According to Sanghera, the IP that Oxford Nanopore licensed from Oxford University revolves around the use of mutating or chemically rearranging biological nanopores as a platform for single-molecule sensing.
Meantime, the technology developed at Harvard can be divided into two distinct subsets, Sanghera said. The first breakthrough is the ability to pass strands of DNA through biological nanopores.
“We’re really trying to bring together an academic community to deliver nanopore products … and put ourselves in a position where people want to come to us to commercialize their great ideas on nanopore single-molecule sensing.”
“There is a lot of fundamental concept IP [here] on the use of biological pores for DNA sequencing and other sensor applications using unmodified biological pores,” Sanghera said.
In addition, Branton and Golevchenko have now moved their research on to work on solid-state nanopores, typically in silicon, which removes the biological component and adds stability to the nanopores.
“When you look at that as a continuum, it kind of reflects the generations of products we see being developed,” Sanghera said. “Right now the company is focused on exonucelase sequencing with biological pores that are genetically or chemically modified.

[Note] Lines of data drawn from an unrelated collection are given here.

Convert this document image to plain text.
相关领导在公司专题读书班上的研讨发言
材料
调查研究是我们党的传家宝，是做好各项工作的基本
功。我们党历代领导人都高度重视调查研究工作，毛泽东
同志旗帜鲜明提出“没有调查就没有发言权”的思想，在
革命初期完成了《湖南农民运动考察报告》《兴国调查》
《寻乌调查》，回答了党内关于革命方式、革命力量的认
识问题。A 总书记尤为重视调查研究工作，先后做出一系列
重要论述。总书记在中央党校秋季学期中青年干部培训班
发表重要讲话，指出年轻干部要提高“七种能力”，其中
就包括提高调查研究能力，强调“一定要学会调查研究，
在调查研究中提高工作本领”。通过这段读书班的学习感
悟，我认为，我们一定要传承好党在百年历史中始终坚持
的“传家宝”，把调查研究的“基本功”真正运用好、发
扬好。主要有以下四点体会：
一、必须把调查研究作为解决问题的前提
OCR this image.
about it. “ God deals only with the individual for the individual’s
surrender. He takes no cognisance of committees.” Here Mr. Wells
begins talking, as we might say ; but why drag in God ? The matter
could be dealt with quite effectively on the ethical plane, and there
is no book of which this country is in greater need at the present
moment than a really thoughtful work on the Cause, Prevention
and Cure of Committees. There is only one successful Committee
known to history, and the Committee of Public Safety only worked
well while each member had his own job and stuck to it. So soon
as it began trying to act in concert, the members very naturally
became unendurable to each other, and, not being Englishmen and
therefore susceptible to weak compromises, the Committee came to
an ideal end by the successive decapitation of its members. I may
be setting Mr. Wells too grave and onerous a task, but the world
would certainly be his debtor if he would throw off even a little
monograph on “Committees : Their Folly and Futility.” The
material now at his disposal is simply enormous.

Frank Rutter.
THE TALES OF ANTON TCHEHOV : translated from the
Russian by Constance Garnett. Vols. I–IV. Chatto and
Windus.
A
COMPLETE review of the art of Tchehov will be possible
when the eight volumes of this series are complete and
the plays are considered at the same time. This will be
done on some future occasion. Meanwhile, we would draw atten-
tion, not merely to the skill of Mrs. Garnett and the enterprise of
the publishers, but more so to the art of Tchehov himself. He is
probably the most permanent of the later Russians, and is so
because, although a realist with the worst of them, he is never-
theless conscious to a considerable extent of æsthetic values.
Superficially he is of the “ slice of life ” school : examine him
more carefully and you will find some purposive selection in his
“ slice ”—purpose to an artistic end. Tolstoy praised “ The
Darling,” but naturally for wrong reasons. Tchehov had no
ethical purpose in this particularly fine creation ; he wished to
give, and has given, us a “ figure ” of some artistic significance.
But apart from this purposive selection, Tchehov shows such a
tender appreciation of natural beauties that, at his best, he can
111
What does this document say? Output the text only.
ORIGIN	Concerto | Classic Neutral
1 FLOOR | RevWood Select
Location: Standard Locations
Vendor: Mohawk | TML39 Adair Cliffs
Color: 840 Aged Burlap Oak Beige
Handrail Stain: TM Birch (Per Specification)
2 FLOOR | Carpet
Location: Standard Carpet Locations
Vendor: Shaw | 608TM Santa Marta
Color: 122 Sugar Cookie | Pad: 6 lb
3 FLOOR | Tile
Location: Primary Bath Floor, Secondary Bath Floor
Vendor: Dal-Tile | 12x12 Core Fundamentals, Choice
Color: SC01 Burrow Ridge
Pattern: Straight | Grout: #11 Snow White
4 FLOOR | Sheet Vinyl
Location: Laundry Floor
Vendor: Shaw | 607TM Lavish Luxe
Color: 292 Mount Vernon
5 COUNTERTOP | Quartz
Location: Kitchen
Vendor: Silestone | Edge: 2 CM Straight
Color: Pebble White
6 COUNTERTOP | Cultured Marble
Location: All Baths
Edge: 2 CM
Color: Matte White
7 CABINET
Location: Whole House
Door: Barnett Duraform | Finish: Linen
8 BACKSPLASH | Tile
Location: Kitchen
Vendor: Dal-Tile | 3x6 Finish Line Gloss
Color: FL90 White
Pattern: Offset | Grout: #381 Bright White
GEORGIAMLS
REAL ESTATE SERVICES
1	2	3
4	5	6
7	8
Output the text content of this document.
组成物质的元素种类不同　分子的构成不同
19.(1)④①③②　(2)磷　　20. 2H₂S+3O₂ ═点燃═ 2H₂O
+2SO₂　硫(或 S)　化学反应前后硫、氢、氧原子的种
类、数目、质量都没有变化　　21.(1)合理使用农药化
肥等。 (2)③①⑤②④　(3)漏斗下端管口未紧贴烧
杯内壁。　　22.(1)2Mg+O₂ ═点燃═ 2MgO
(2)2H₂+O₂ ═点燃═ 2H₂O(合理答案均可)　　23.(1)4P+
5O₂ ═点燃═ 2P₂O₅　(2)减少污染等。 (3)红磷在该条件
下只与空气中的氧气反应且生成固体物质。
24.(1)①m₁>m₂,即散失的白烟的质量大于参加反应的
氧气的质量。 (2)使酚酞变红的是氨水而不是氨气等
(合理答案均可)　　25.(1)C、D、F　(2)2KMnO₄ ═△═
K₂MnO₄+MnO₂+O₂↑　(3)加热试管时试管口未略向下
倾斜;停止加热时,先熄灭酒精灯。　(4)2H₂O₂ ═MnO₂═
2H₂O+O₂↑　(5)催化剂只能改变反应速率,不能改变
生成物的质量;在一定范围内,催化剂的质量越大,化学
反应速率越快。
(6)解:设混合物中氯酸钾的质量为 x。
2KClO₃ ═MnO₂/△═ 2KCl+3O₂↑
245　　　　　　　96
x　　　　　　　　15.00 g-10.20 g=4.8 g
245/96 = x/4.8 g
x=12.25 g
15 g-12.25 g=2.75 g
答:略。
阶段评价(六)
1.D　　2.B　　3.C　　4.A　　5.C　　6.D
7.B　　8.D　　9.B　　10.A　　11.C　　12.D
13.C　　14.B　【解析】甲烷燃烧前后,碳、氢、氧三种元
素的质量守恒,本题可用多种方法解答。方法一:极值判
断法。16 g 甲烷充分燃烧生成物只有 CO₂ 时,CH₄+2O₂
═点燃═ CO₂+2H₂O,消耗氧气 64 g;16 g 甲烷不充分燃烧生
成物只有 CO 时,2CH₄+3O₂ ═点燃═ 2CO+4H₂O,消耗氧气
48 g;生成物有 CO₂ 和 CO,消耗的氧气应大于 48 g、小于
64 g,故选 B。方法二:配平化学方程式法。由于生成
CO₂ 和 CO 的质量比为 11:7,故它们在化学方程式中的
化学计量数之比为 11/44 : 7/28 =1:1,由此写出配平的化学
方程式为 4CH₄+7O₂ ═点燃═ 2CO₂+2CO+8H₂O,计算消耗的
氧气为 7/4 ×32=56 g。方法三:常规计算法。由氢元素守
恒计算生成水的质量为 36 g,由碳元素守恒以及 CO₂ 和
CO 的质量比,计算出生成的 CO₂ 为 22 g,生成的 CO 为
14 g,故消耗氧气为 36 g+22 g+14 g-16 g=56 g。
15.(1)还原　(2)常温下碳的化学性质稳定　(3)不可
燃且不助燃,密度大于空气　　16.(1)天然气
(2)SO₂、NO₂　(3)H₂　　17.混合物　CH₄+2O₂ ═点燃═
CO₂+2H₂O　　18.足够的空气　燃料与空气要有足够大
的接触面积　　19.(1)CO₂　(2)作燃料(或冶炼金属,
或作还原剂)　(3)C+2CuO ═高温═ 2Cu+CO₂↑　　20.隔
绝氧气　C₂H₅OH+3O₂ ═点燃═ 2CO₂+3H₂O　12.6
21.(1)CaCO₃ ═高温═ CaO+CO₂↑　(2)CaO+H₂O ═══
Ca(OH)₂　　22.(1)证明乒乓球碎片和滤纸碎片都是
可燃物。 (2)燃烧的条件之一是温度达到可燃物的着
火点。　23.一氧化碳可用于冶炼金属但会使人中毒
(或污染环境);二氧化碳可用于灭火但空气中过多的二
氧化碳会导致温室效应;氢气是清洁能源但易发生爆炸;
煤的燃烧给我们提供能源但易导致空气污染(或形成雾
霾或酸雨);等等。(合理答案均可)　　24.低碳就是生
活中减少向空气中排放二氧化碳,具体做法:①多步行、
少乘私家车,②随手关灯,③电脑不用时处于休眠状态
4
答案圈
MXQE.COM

“The next evolution … will be to actually have strands going through a biological pore, and that would require the Harvard [IP],” he added. “As we evolve, and engineering innovation occurs, and holes can be made small enough and can be chemically modified, we see solid-state pore as the ultimate end game in sequencing.”
Drawing an analogy to a drug-discovery R&D pipeline, Sanghera said the company is focused on building a “very deep pipeline for nanopore products — now, next gen, and the generation after that — the entire continuum of how you might make a nanopore single-molecule sensing system.”
Harvard has been a hotbed of research activity in the area of nanopore sequencing technology. Last year, the university licensed single-molecule nanopore sequencing technology that had been developed by a former professor, Amit Meller, to genotyping company Sequenom, which competes with Oxford Nanotech in a small subset of its business (see BTW, 10/1/2007).
That technology, however, differs from the nanopore technology that Oxford Nanopore is developing in that it is optical-based.
“What Sequenom has is a small carve-out of some of the Harvard IP … for optical nanopore sequencing, so you still have to do the labeling and the optical read,” Sanghera said. “The key is that with our nanopores we basically have the ability to do amplification-free and label-free single-molecule detection. Specifically in the context of sequencing, we don’t need to label the bases or use optical systems, which we believe gives us a real advantage.”
Sanghera added that Meller’s work is “a fantastic piece of science, but we feel we’re one step ahead of that.”
Oxford Nanopore is likely not finished tapping Harvard — or academic labs, in general — to fill its R&D pipeline. Sanghera said that in the coming months the company, which also has licensing agreements with the University of Massachusetts and Texas A&M University, will likely seek out cutting-edge nanopore technologies being developed at other academic institutions.
“Strategically, we’re really trying to develop the brand and have one technology developer for nanopores,” Sanghera said. “We’re really trying to bring together an academic community to deliver nanopore products … and put ourselves in a position where people want to come to us to commercialize their great ideas on nanopore single-molecule sensing.”
Furthermore, the company maintains collaborative research agreements with both Oxford and Harvard. “We believe in what they are doing, and we see it as groundbreaking, and see that as our research pipeline,” Sanghera said. “We are very much focused on getting our first nanopore products out of the door, but we believe that this platform is going to be revolutionary in a broad range of applications.”